Münzen

Nach dem Hangrutsch auf die Felbertauernstraße vom 14. Mai 2013 und der zu befürchtenden, monatelangen Unterbrechung der wichtigen Straßenverbindung haben Land Tirol und Bund angekündigt, 25 Millionen Euro Steuergeld zur Verfügung zu stellen.

Osttirol-Soforthilfe richtig und notwendig!

“Exakt 43 Tage nach dem Unglück bei der Felbertauernstraße und den damit verbundenen dramatischen Auswirkungen auf die Osttiroler Bevölkerung und die Betriebe hat sich die Landesregierung nach Osttirol begeben. Ein spätes Signal, aber eines, das wir anerkennen. Die in Aussicht gestellten 25 Millionen Euro schauen auf den ersten Blick gewaltig aus, fließen aber mit 13,5 Millionen zum Hauptteil in die neu zu errichtende Mautstraße sowie mit 10 Millionen in die Felbertauern-Gesellschaft. Wie viel die Osttiroler Bürger davon wirklich profitieren, ist unklar, zumal die Landesregierung über die Unterstützungsmaßnahmen der Osttirol Investment Gesellschaft, der die Kapitalaufstockung nützt, permanent Geheimpolitik betreibt. Selbst eine von uns mitinitiierte Rechnungshofprüfung hat wenig Licht gebracht”, führt Landtagsabgeordneter Andreas Brugger aus.

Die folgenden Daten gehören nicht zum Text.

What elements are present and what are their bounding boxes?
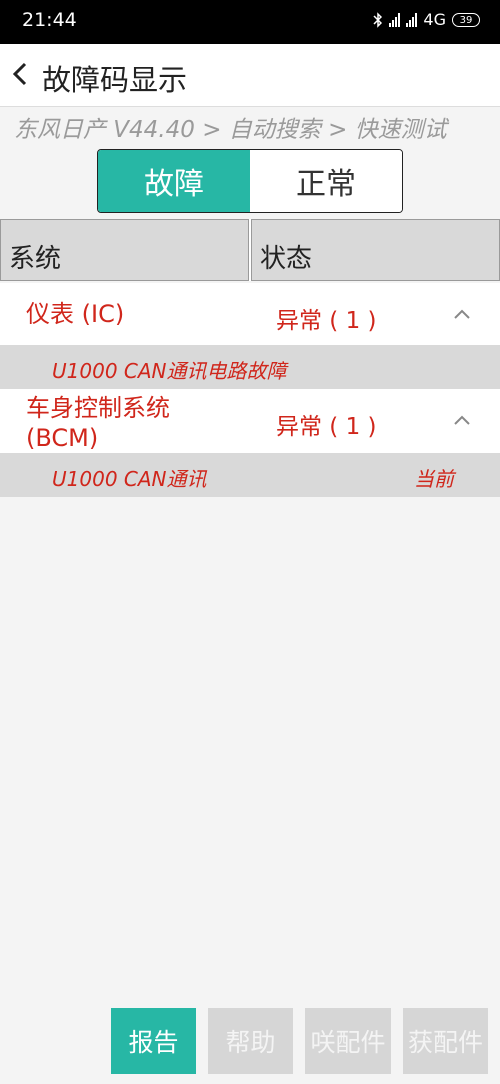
parts-button-2[interactable]: 获配件 <box>403 1008 488 1074</box>
table-header: 系统 状态 <box>0 219 500 281</box>
signal-icon <box>389 12 401 27</box>
bottom-toolbar: 报告 帮助 咲配件 获配件 <box>0 1004 500 1084</box>
system-status: 异常 ( 1 ) <box>276 308 377 334</box>
help-button[interactable]: 帮助 <box>208 1008 293 1074</box>
system-name-line2: (BCM) <box>26 424 99 452</box>
fault-state: 当前 <box>414 467 454 491</box>
report-button[interactable]: 报告 <box>111 1008 196 1074</box>
app-bar: 故障码显示 <box>0 44 500 107</box>
fault-code-row: U1000 CAN通讯 当前 <box>0 453 500 497</box>
parts-button-1[interactable]: 咲配件 <box>305 1008 391 1074</box>
network-type: 4G <box>423 10 446 29</box>
status-icons: 4G 39 <box>373 10 480 29</box>
page-title: 故障码显示 <box>42 63 188 97</box>
system-row-ic[interactable]: 仪表 (IC) 异常 ( 1 ) <box>0 283 500 345</box>
fault-code: U1000 CAN通讯电路故障 <box>52 359 287 383</box>
status-bar: 21:44 4G 39 <box>0 0 500 44</box>
chevron-up-icon[interactable] <box>452 307 472 321</box>
fault-normal-toggle: 故障 正常 <box>97 149 403 213</box>
status-time: 21:44 <box>22 9 77 31</box>
back-chevron-icon[interactable] <box>6 56 36 92</box>
system-name: 仪表 (IC) <box>26 300 125 328</box>
signal-hd-icon <box>406 12 418 27</box>
breadcrumb: 东风日产 V44.40 > 自动搜索 > 快速测试 <box>14 117 447 143</box>
fault-code: U1000 CAN通讯 <box>52 467 207 491</box>
bluetooth-icon <box>373 11 383 28</box>
fault-code-row: U1000 CAN通讯电路故障 <box>0 345 500 389</box>
system-status: 异常 ( 1 ) <box>276 414 377 440</box>
tab-fault[interactable]: 故障 <box>98 150 250 212</box>
column-header-status: 状态 <box>251 219 500 281</box>
column-header-system: 系统 <box>0 219 249 281</box>
battery-icon: 39 <box>452 12 480 27</box>
tab-normal[interactable]: 正常 <box>250 150 402 212</box>
system-row-bcm[interactable]: 车身控制系统 (BCM) 异常 ( 1 ) <box>0 389 500 453</box>
chevron-up-icon[interactable] <box>452 413 472 427</box>
system-name-line1: 车身控制系统 <box>26 394 170 422</box>
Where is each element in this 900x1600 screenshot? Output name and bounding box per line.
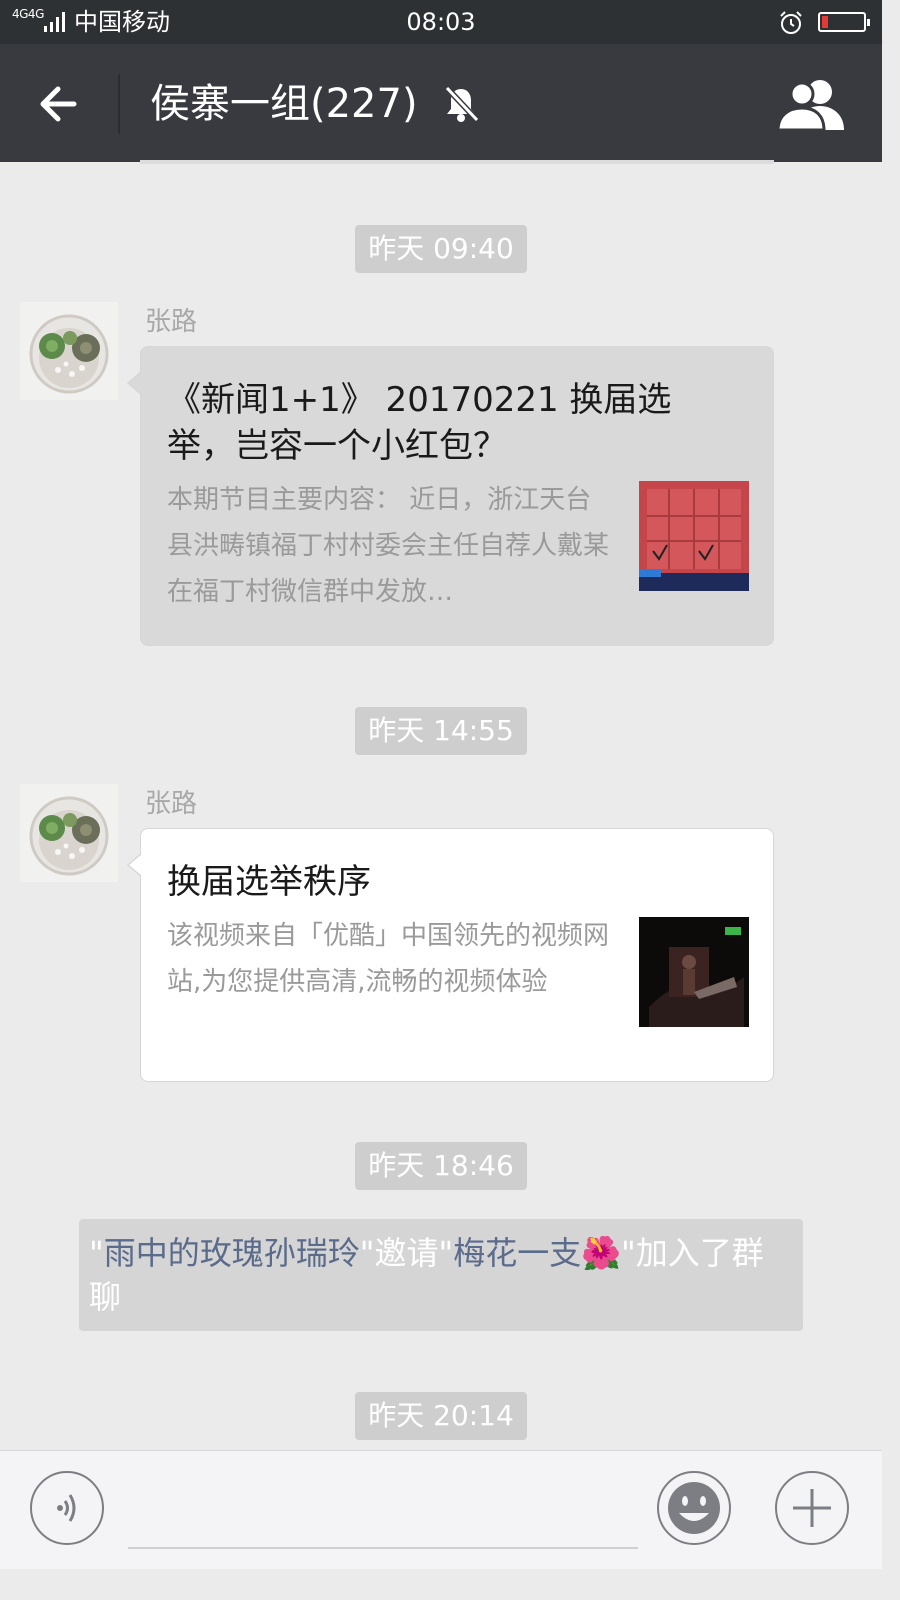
message-timestamp: 昨天 09:40	[355, 225, 527, 273]
back-arrow-icon[interactable]	[30, 74, 90, 134]
sender-name: 张路	[145, 789, 198, 819]
card-description: 该视频来自「优酷」中国领先的视频网站,为您提供高清,流畅的视频体验	[167, 921, 610, 997]
avatar[interactable]	[20, 302, 118, 400]
card-title: 《新闻1+1》 20170221 换届选举，岂容一个小红包？	[167, 380, 672, 466]
card-description: 本期节目主要内容： 近日，浙江天台县洪畴镇福丁村村委会主任自荐人戴某在福丁村微信…	[167, 485, 610, 607]
battery-level	[822, 16, 828, 28]
voice-icon	[57, 1494, 76, 1522]
battery-icon	[818, 12, 870, 32]
voice-button[interactable]	[30, 1471, 104, 1545]
more-button[interactable]	[775, 1471, 849, 1545]
smiley-icon	[668, 1482, 720, 1534]
title-divider	[118, 74, 120, 134]
link-card-message[interactable]: 《新闻1+1》 20170221 换届选举，岂容一个小红包？ 本期节目主要内容：…	[127, 346, 774, 646]
mute-bell-icon	[444, 85, 480, 123]
system-message: "雨中的玫瑰孙瑞玲"邀请"梅花一支🌺"加入了群聊	[79, 1219, 803, 1331]
video-thumbnail	[639, 917, 749, 1027]
message-timestamp: 昨天 14:55	[355, 707, 527, 755]
news-thumbnail-image	[639, 481, 749, 591]
succulent-avatar-image	[20, 302, 118, 400]
message-timestamp: 昨天 18:46	[355, 1142, 527, 1190]
title-bar: 侯寨一组(227)	[0, 44, 882, 162]
inviter-link[interactable]: 雨中的玫瑰孙瑞玲	[104, 1234, 360, 1272]
invitee-link[interactable]: 梅花一支	[453, 1234, 581, 1272]
sender-name: 张路	[145, 307, 198, 337]
link-card-message[interactable]: 换届选举秩序 该视频来自「优酷」中国领先的视频网站,为您提供高清,流畅的视频体验	[127, 828, 774, 1082]
alarm-icon	[780, 11, 802, 34]
message-input[interactable]	[128, 1547, 638, 1549]
avatar[interactable]	[20, 784, 118, 882]
input-bar	[0, 1450, 882, 1569]
invite-text: "邀请"	[359, 1234, 454, 1272]
quote-mark: "	[89, 1234, 104, 1272]
youku-thumbnail-image	[639, 917, 749, 1027]
card-title: 换届选举秩序	[167, 862, 371, 902]
emoji-button[interactable]	[657, 1471, 731, 1545]
message-timestamp: 昨天 20:14	[355, 1392, 527, 1440]
previous-bubble-edge	[140, 160, 774, 164]
status-bar: 4G4G 中国移动 08:03	[0, 0, 882, 44]
plus-icon	[793, 1489, 831, 1527]
chat-title: 侯寨一组(227)	[150, 81, 418, 127]
video-thumbnail	[639, 481, 749, 591]
hibiscus-emoji: 🌺	[581, 1234, 622, 1272]
group-members-icon[interactable]	[776, 76, 848, 132]
succulent-avatar-image	[20, 784, 118, 882]
clock: 08:03	[406, 8, 476, 36]
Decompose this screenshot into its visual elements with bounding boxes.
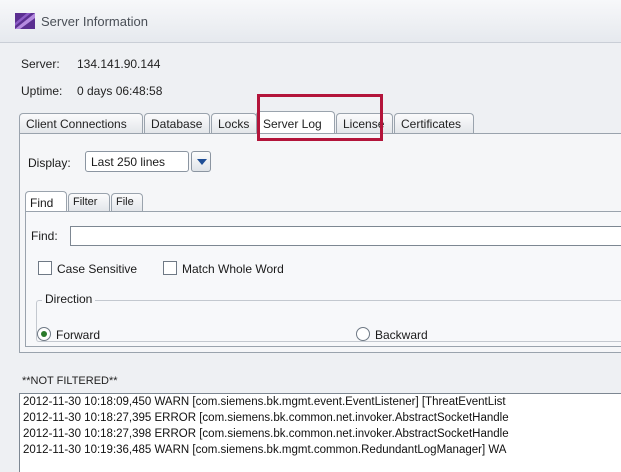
- case-sensitive-label: Case Sensitive: [57, 262, 138, 276]
- uptime-label: Uptime:: [21, 84, 63, 98]
- tab-locks[interactable]: Locks: [211, 113, 257, 133]
- tab-filter[interactable]: Filter: [68, 193, 110, 211]
- direction-group: [36, 300, 621, 342]
- window-title: Server Information: [41, 14, 148, 29]
- tab-find[interactable]: Find: [25, 191, 67, 211]
- title-bar: Server Information: [0, 0, 621, 43]
- server-label: Server:: [21, 57, 60, 71]
- find-label: Find:: [31, 229, 58, 243]
- display-label: Display:: [28, 156, 71, 170]
- direction-label: Direction: [42, 292, 96, 306]
- backward-label: Backward: [375, 328, 428, 342]
- chevron-down-icon: [197, 159, 207, 165]
- tab-file[interactable]: File: [111, 193, 143, 211]
- log-output[interactable]: 2012-11-30 10:18:09,450 WARN [com.siemen…: [19, 393, 621, 472]
- filter-status: **NOT FILTERED**: [22, 375, 118, 387]
- server-information-window: Server Information Server: 134.141.90.144…: [0, 0, 621, 472]
- log-line: 2012-11-30 10:18:27,398 ERROR [com.sieme…: [23, 428, 509, 440]
- tab-server-log[interactable]: Server Log: [256, 111, 335, 133]
- log-line: 2012-11-30 10:19:36,485 WARN [com.siemen…: [23, 444, 507, 456]
- tab-certificates[interactable]: Certificates: [394, 113, 474, 133]
- display-select[interactable]: Last 250 lines: [85, 151, 189, 172]
- display-dropdown-button[interactable]: [191, 151, 211, 172]
- log-line: 2012-11-30 10:18:09,450 WARN [com.siemen…: [23, 396, 506, 408]
- server-value: 134.141.90.144: [77, 57, 161, 71]
- uptime-value: 0 days 06:48:58: [77, 84, 163, 98]
- app-icon: [15, 13, 35, 29]
- log-line: 2012-11-30 10:18:27,395 ERROR [com.sieme…: [23, 412, 509, 424]
- backward-radio[interactable]: [356, 327, 370, 341]
- tab-license[interactable]: License: [336, 113, 393, 133]
- forward-label: Forward: [56, 328, 101, 342]
- server-info: Server: 134.141.90.144: [21, 57, 160, 71]
- tab-database[interactable]: Database: [144, 113, 210, 133]
- uptime-info: Uptime: 0 days 06:48:58: [21, 84, 162, 98]
- find-input[interactable]: [70, 226, 621, 246]
- match-whole-word-label: Match Whole Word: [182, 262, 284, 276]
- case-sensitive-checkbox[interactable]: [38, 261, 52, 275]
- match-whole-word-checkbox[interactable]: [163, 261, 177, 275]
- tab-client-connections[interactable]: Client Connections: [19, 113, 143, 133]
- forward-radio[interactable]: [37, 327, 51, 341]
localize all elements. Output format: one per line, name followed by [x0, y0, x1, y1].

Land und Bund: 1,5 Mio. € für Tourismus und Betriebe in Osttirol!

“Bleiben also 1,5 Millionen als Soforthilfe von Land und Bund für den Tourismus und die Wirtschaftsbetriebe in Osttirol. Ob die schwer getroffenen und betroffenen Betriebe damit ein Auslangen finden, ob die Sommersaison für die Tourismusbetriebe damit noch zu retten ist und ob damit Kündigungen bei Betrieben zu veremiden sind, bleibt abzuwarten. Was definitiv fehlt sind nachhaltige, also bleibende Verbesserungen für den Bezirk Lienz”, erklären Landtagsabgeordneter Andreas Brugger und Bezirkssprecher Markus Sint.

Arbeitsplätze in die Bezirke verlagern statt immer in Innsbruck zu konzentrieren!

Die Liste Fritz – Bürgerforum Tirol hat heute in der Landtagssitzung von Landeshauptmann Platter solche langfristigen, bleibenden Verbesserungen für Osttirol eingefordert.

“Meine Frage an Landeshauptmann Platter in der Landtagssitzung war klar, ist die schwarz-grüne Landesregierung bereit, Arbeitsplätze nach Osttirol zu verlagern, etwa indem Abteilungen des Landes oder Bildungseinrichtungen nach Osttirol verlegt werden? Platter ist die Antwort darauf im Landtag schuldig geblieben, die Landesregierung hat es also nicht vor”, meint Andreas Brugger.

Osttiroler Gemeinden brauchen Hilfe!

“Dabei ist eine bleibende Verbesserung für den Bezirk Lienz dringend notwendig, zumal 70% der Osttiroler Gemeinden stark oder voll verschuldet (14 von 33 Gemeinden) bzw. überhaupt überschuldet (9 von 33 Gemeinden) sind. Gerade kleine Gemeinden kämpfen ums finanzielle Überleben, weil die Verteilung der Steuermittel an der Zahl der Einwohner festgemacht ist. So wird laut Gesetz bei der Verteilung von Steuermitteln jeder Einwohner in Gemeinden unter 10.000 Einwohner mit dem Faktor 1 ½, jeder in Städten über 50.000 Einwohner aber mit dem Faktor 2 1/3 multipliziert. Dabei sind gewisse Kosten pro Bürger in kleinen Gemeinden sogar höher. Es braucht also dringend neue Ideen, einen neuen Finanzausgleich und langfristige Maßnahmen für die kleinen Gemeinden”, stellt FRITZ-Landtagsabgeordneter Andreas Brugger fest.